Lessons from the Masters

While she views Spending as something of a stepping back from the intensity of her last book ("If there were a mathematical equation for it," she says, "Spending would be The Shadow Man minus X"), she still feels she's put herself on the line. "To write this I had to give up my sense of being the good girl, the kind of person where everyone says, 'Oh, she's the serious literary person, the real moral center.' And I realized I really was very afraid of not being taken seriously, which is always the risk of not being a good girl."For all it's fairy-tale trappings, Spending is a serious, richly nuanced portrait of the feminist artist at 50 -- classically minded on aesthetic questions but determined to give the old forms a subversive contemporary twist. While Gordon insists she has not created a self-portrait, Monica's political and artistic concerns -- along with her tastes in painting -- are clearly Gordon's own. "Feminism is very dear to my heart," she says, and the relationship of the female artist to the male masters, whatever the medium, is something she's been thinking about for a long time. "Most of the great public work has been done by men, and you can't pretend it hasn't been. But as a woman your experience is different. How do you say, 'I love these people, they feed me, and I'm not going to cut myself off from them just because what they say about women is sometimes for shit'? How do you take from them what you have in common -- love of form, beauty, artifice, truth -- without being oppressed by their distortions? In a way, that's what you do with parents. At a certain point as an adult you say, what did they give me? And you can't do this unless as a younger person you had some kind of rebellion."

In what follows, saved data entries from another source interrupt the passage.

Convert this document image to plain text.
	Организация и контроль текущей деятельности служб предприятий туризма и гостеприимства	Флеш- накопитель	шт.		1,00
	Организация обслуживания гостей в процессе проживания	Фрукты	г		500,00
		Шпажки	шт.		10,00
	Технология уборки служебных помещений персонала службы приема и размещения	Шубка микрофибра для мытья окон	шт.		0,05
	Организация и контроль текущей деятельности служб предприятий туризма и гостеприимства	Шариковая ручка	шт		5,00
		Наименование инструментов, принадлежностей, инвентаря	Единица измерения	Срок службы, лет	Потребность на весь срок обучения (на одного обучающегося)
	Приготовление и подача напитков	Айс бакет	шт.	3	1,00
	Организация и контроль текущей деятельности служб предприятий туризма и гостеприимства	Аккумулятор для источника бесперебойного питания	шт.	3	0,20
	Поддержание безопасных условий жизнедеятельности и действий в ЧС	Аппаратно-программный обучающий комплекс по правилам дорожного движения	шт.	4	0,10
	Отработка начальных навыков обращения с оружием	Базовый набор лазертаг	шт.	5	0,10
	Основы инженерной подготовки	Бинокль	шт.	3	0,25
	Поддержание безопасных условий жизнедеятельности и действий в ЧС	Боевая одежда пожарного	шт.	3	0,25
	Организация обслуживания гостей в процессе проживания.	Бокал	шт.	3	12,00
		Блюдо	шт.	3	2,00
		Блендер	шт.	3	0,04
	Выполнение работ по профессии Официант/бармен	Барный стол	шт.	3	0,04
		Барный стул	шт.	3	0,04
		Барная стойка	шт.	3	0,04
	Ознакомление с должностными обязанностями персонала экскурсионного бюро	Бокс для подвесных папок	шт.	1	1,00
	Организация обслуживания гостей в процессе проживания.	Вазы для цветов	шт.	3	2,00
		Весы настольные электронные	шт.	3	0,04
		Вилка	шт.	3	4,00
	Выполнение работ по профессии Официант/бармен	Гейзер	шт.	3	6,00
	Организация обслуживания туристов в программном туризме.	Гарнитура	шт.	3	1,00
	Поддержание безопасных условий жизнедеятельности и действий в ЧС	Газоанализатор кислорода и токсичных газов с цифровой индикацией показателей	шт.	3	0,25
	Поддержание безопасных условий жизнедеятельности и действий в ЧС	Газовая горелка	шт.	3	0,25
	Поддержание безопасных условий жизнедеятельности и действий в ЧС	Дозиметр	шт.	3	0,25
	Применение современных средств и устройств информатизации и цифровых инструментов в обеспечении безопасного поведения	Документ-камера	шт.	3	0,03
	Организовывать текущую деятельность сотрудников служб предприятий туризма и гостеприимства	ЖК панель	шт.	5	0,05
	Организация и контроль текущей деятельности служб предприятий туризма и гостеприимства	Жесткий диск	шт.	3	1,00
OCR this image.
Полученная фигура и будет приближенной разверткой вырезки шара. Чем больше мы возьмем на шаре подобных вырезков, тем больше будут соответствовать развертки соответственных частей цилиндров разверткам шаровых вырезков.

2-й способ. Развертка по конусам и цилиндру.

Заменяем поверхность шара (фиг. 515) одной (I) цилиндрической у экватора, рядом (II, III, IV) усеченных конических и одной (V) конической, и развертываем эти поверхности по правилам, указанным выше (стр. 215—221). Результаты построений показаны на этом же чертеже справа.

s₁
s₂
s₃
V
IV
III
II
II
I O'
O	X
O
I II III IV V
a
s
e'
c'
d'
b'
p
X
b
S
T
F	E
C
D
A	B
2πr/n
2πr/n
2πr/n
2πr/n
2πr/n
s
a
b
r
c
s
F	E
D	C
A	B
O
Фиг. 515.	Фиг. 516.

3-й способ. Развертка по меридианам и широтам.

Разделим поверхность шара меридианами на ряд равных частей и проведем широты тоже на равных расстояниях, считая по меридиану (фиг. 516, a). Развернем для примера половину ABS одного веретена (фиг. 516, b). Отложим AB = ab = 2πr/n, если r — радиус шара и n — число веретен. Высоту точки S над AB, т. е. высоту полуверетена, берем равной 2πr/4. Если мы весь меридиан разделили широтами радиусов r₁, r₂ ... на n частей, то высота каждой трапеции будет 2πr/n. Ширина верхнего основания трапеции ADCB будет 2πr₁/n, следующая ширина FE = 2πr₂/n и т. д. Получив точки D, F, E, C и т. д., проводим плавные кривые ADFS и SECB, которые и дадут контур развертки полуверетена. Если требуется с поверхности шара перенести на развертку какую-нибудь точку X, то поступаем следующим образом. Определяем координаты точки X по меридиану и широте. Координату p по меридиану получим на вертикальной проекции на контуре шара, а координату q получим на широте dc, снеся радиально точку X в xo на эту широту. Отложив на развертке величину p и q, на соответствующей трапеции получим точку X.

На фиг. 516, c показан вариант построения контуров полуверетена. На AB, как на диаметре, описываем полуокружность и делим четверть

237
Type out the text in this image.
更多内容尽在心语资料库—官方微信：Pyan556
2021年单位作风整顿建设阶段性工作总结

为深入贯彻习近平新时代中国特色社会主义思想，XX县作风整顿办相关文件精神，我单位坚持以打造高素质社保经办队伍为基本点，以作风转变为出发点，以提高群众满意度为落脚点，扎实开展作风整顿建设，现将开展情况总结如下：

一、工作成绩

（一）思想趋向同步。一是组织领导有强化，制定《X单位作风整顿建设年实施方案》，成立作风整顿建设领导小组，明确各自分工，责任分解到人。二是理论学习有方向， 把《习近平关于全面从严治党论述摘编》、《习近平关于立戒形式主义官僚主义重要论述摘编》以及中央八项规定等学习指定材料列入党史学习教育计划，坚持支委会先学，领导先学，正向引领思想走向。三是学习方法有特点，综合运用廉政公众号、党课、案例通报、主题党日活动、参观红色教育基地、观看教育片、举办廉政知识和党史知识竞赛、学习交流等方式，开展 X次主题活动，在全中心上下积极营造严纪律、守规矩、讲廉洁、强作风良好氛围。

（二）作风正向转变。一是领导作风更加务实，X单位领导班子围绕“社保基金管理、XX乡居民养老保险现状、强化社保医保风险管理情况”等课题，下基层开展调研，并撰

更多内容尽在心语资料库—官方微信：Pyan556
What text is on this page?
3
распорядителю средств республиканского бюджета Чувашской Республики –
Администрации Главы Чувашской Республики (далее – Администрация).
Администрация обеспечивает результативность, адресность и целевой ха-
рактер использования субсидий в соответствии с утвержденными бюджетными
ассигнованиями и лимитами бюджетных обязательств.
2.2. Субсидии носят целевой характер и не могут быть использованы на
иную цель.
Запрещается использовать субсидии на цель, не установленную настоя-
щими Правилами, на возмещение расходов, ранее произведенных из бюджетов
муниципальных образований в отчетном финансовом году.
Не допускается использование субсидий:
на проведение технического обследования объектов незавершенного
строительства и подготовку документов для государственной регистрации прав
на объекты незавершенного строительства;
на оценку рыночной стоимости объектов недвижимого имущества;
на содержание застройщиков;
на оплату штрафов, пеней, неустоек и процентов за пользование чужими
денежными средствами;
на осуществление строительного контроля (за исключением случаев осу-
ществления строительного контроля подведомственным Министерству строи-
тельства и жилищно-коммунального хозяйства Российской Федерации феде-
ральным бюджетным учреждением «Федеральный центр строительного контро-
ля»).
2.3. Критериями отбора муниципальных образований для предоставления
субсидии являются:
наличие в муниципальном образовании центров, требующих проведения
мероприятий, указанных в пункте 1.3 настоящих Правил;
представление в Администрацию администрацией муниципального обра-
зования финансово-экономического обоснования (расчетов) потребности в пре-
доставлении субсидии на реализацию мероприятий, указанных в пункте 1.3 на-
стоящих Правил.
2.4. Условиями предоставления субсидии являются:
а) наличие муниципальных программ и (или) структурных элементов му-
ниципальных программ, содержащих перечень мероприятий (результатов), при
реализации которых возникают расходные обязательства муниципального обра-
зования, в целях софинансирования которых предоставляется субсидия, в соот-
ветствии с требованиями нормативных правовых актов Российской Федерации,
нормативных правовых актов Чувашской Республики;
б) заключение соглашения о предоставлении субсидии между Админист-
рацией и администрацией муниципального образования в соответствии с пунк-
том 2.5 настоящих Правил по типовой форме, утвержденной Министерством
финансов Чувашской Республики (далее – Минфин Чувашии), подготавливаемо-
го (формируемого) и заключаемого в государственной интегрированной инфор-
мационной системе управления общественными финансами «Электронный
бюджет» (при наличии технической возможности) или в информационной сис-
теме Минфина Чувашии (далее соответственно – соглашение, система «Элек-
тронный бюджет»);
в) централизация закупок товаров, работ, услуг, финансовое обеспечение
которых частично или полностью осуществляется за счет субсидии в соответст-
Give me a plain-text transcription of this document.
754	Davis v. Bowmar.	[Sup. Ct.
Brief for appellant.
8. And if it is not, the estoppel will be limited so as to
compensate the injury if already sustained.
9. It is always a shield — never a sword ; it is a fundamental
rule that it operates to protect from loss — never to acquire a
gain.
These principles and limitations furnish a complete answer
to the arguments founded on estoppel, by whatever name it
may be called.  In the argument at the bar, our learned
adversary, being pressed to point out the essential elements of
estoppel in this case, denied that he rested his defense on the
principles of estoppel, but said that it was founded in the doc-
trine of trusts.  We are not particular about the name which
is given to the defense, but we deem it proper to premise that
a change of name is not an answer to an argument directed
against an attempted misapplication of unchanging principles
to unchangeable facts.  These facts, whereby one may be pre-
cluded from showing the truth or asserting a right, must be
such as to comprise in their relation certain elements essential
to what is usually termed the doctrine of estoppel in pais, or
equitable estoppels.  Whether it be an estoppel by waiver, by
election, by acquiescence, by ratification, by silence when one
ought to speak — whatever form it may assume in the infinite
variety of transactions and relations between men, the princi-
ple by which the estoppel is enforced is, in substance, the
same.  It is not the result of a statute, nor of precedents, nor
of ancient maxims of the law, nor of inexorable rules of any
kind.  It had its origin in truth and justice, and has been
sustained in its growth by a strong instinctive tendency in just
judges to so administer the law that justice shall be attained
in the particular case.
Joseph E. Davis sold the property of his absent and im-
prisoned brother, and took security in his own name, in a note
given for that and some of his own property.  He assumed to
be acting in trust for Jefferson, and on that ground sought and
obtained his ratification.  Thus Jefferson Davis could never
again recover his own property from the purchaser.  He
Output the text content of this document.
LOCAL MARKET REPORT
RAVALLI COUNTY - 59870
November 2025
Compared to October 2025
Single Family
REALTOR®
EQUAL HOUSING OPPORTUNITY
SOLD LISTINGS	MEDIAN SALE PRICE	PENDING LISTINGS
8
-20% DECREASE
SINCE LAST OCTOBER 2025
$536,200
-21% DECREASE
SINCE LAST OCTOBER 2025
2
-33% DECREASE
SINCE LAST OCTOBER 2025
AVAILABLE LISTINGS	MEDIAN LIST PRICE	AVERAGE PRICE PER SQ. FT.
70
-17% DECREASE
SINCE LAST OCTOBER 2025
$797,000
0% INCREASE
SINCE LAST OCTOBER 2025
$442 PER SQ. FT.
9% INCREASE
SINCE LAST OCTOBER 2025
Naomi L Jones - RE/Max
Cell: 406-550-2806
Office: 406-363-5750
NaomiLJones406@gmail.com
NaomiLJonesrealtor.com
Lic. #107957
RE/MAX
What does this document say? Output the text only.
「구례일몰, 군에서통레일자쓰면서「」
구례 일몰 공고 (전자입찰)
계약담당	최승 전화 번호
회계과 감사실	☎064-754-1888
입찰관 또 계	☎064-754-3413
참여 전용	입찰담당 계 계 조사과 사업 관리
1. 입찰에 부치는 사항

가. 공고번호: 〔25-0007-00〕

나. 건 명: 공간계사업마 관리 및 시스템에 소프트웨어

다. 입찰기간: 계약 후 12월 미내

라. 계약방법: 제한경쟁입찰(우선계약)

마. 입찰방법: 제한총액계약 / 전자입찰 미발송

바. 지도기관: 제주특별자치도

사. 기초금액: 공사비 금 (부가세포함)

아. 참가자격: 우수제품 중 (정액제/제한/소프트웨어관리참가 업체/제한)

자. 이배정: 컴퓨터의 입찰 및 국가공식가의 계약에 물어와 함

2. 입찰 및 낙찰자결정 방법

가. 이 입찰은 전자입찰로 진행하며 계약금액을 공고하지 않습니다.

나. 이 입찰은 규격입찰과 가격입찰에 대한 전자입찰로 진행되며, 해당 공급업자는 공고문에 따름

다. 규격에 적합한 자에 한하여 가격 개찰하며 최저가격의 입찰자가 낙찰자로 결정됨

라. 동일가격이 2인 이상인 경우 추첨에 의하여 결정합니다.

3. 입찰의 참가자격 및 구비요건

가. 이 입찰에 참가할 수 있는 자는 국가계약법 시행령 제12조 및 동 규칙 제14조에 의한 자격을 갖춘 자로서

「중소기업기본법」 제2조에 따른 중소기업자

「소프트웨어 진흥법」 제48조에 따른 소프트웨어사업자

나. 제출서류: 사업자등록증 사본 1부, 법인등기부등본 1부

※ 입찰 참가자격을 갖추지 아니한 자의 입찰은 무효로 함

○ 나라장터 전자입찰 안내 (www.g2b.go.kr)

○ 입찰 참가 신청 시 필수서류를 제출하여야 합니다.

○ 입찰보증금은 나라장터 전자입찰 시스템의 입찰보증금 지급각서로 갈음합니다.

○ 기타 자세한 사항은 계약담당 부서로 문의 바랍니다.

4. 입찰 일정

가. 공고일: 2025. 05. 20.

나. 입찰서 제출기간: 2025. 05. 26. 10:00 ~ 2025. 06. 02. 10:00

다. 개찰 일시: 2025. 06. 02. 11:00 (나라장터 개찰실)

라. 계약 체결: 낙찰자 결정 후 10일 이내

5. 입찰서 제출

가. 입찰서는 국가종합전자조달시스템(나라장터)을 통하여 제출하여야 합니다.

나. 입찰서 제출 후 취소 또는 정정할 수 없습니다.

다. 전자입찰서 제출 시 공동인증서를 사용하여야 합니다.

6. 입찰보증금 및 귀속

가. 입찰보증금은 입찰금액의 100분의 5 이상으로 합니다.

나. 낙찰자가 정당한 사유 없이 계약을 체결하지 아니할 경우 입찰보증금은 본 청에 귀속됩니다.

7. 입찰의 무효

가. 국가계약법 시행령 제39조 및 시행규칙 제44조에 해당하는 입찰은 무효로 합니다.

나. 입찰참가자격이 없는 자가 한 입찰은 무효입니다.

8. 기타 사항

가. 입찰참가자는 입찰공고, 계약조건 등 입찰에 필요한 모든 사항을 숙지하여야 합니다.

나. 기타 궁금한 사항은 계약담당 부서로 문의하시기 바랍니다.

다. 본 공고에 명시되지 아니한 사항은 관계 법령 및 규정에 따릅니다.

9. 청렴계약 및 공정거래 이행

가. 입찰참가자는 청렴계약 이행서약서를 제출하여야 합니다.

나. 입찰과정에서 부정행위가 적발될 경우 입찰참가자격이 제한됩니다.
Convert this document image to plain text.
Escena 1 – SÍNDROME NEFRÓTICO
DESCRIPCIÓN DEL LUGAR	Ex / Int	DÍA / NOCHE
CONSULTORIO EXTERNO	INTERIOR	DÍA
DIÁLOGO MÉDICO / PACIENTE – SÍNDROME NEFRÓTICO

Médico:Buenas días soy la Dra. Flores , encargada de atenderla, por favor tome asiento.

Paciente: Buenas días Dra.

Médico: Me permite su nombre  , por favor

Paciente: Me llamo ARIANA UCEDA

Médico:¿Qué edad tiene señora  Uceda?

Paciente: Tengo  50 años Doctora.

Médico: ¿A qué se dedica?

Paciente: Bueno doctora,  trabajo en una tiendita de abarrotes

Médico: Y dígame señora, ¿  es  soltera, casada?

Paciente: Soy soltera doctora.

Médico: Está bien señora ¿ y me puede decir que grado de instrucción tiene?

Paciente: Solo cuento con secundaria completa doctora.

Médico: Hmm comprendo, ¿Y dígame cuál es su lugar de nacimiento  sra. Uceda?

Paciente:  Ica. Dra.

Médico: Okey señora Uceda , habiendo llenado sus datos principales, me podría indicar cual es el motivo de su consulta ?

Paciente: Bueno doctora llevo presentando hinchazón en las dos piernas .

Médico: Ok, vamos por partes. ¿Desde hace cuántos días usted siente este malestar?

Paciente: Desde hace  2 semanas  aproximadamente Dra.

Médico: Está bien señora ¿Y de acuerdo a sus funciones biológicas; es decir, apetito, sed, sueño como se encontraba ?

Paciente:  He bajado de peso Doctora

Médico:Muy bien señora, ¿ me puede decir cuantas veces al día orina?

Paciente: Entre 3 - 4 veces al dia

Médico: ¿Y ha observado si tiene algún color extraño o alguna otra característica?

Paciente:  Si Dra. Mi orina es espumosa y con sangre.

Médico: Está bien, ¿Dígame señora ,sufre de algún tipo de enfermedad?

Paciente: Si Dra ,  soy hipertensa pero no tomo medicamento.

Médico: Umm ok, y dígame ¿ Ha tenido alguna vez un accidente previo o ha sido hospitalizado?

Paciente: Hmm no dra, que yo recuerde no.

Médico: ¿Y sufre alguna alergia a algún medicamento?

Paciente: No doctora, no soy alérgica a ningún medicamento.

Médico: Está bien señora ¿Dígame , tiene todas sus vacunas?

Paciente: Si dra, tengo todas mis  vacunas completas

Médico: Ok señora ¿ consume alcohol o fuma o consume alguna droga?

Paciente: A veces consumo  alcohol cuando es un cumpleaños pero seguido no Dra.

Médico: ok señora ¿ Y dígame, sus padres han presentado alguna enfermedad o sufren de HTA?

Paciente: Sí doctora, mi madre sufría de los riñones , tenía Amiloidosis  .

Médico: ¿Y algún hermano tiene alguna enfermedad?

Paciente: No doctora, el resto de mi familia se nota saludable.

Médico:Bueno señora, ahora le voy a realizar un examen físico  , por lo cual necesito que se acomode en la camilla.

For Gordon, who grew up just outside New York City in a predominantly Catholic working-class town, one form of rebellion against the conservatism of her background came during her student days at Barnard in the late 1960s. "It was wild," she recalls. "The Columbia riots were my freshman year, the Cambodia invasion happened my junior year, Kate Millet was in the English department. It was a time of great promise, but very crazy. I was very excited by it all -- we really thought we could change the world. I was a working-class person, so I couldn't take the risk of actually getting arrested -- I really came too close to not being able to go to college in the first place." She pauses. "Plus I didn't have the courage. But I was certainly very involved in the marches."

Gordon will return to that time with her next novel, about a mother who was a hippie activist in the 1960s and her relationship with her daughter. Like all her other books, this one is being written with the old-fashioned notebook and fountain pen to which Gordon admits being "fetishistically" attached. "To me, the true porn shops are stationary stores. I go in and my heart starts to race!"While Gordon has kept faith with the political idealism of her college years, she harbors no illusion that art itself can change the world. "Unfortunately, there is only one morality in art," she says, "and that is not to fulfill the form in a way that is unworthy of the form, not to write sloppily, not to give up until what you need to write is saturated with your attention and effort. And then you just have to say to yourself, 'I'm a person who's moved by the beautiful rather than the good.' I may not love that about myself, but that's the way I am."